First: you want to know why the UMC is so stuck? Read this piece I wrote for the United Methodist Reporter. We’re a muddy administrative impossibility.
As for me, it is Tuesday, late afternoon. Still one more hour of legislation. The presiding Bishop decided to speak in French as an act of hospitality to our many African delegates. so all the US delegates get to wear earphones. Have no idea what/if the observers hear. In the press room, we just get the English translation.
We have slogged through a fair number of petitions, shooting some down, but nothing controversial. Some misunderstanding over a petition to make extra funds available for African theological students was debated for thirty minutes until the Bishop was finally able to clarify that the person amending the petition simply didn’t understand the language properly and actually wanted it to pass as is. Sigh.
The requisite demonstration by the groups pushing for a fully inclusive church was pretty well ignored although demonstrators walked around the convention center singing and with their hands bound in front of them. The Presiding Bishop told everyone to put on their earphones and moved on with the legislation.
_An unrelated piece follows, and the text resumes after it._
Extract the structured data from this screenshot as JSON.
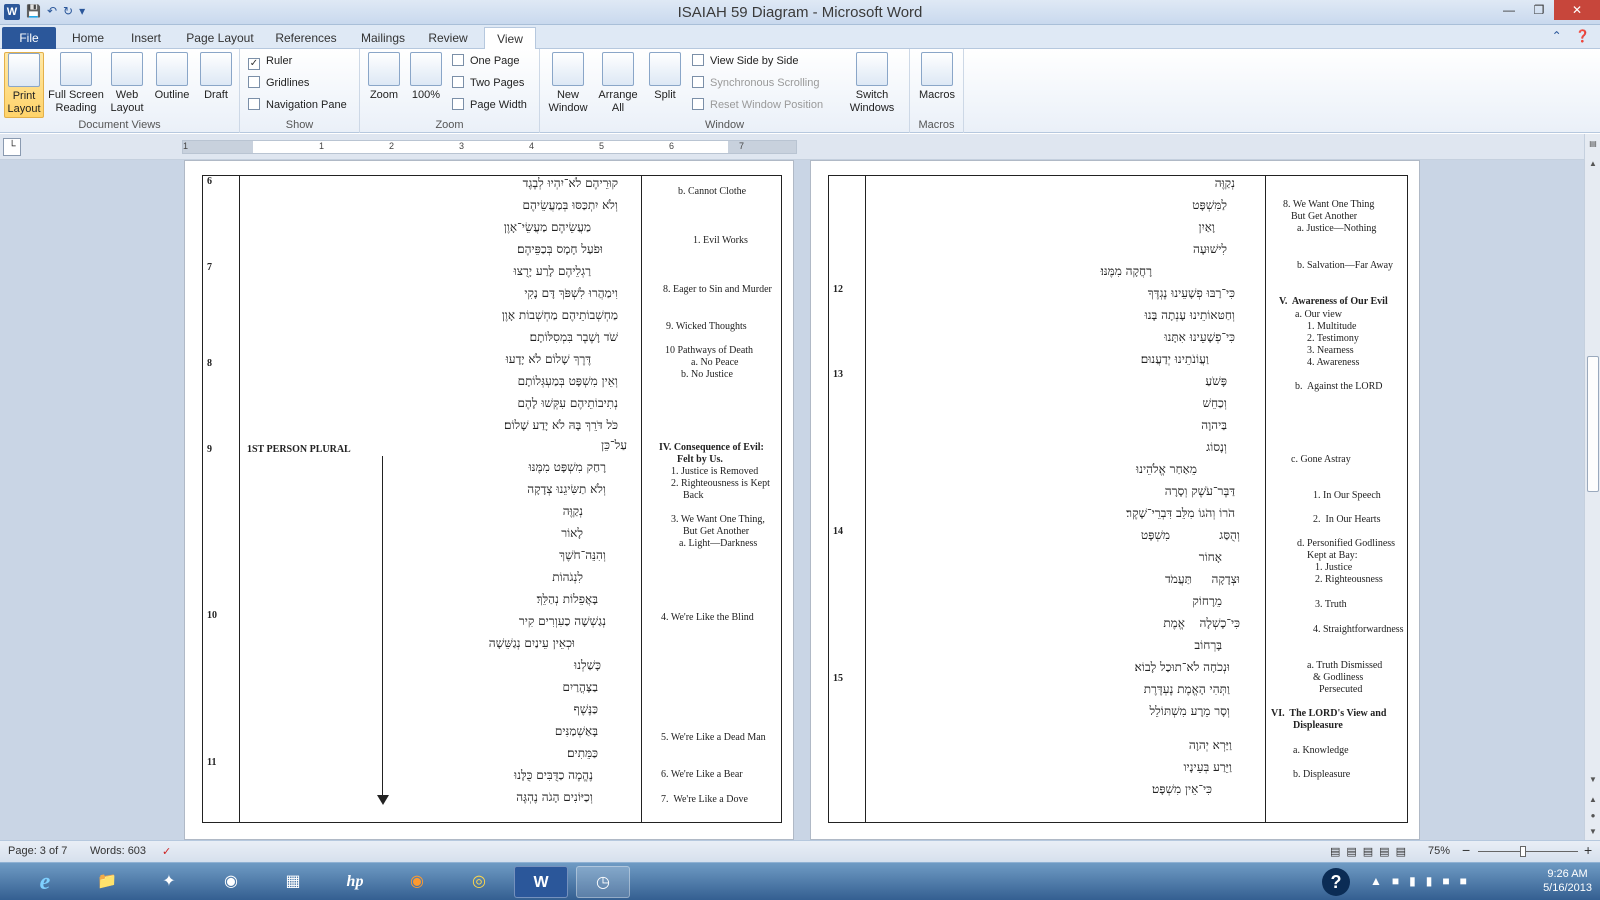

Part of my job today was to track legislation as it came to the floor so we know exactly what did and did not pass. This is a tedious job, requiring the tracker to follow closely all the instructions to first find the piece of legislation in something called the Daily Christian Advocate (DCA), a massive publication that has to be put out daily with a complete word by word transcript of the previous day’s proceedings, all possible legislation to be considered, and various other reports. It’s about 1 1/4 inches thick, printed single space, double sided on cheap newsprint.
In order to look at a piece of legislation, the presenter has to give the page number in the DCA, a different page number in the A(advance) DCA, the item number, and the petition number. In the right order, and precisely so everyone can follow. And nothing in the DCA is in the order in which it will be presented.
Most of this stuff contains minor alterations to the Book of Resolutions or the Book of Discipline. At this point, if anything is even mildly controversial, it just gets referred to another committee where I assume it will lie untouched, eventually to die after being smothered by a choking layer of dust.
So, we sit and pass/fail items with everyone knowing that a giant elephant is placing mountain-high piles of digestive detritus all over the floor.
Yes, we fiddle while Rome burns. Not one little bit of this matters if, at the end of the week, we don’t actually have a church. And that is a real possibility.
We are at a nearly complete impasse.
My team got wind of numerous confirmations that the Bishops were going to offer a plan to split the church today. We were up late last night, looking for confirmed sources. A couple of us got up at 4 am this morning to write the release, ready to shoot it up there as soon as the formal announcement was made. Thank goodness the senior editors know to practice restraint before hitting the “publish” button.
Effectively, the Council of Bishops bailed. They abdicated their leadership, noting that they are not of one mind, and told the delegates that they needed to come up with something.
This is seriously disastrous. Well, it is if you love the church, as I do. It is if you seriously think that the message of grace, hope, forgiveness, reconciliation, and growth toward perfection in love are best offered by an accountable body of Christians who together discern the will of God and best ways to address societal concerns and justice issues.
But I’m a student of history. I know that empires rise and fall, and so do institutions. We’re in our death throes, but I also think there is great hope for a glorious resurrection. But we’re going to have to have the funeral first.
And if this post is full to typos and grammatical errors, just chalk it up to exhaustion. I keep going by not thinking of the minute ahead.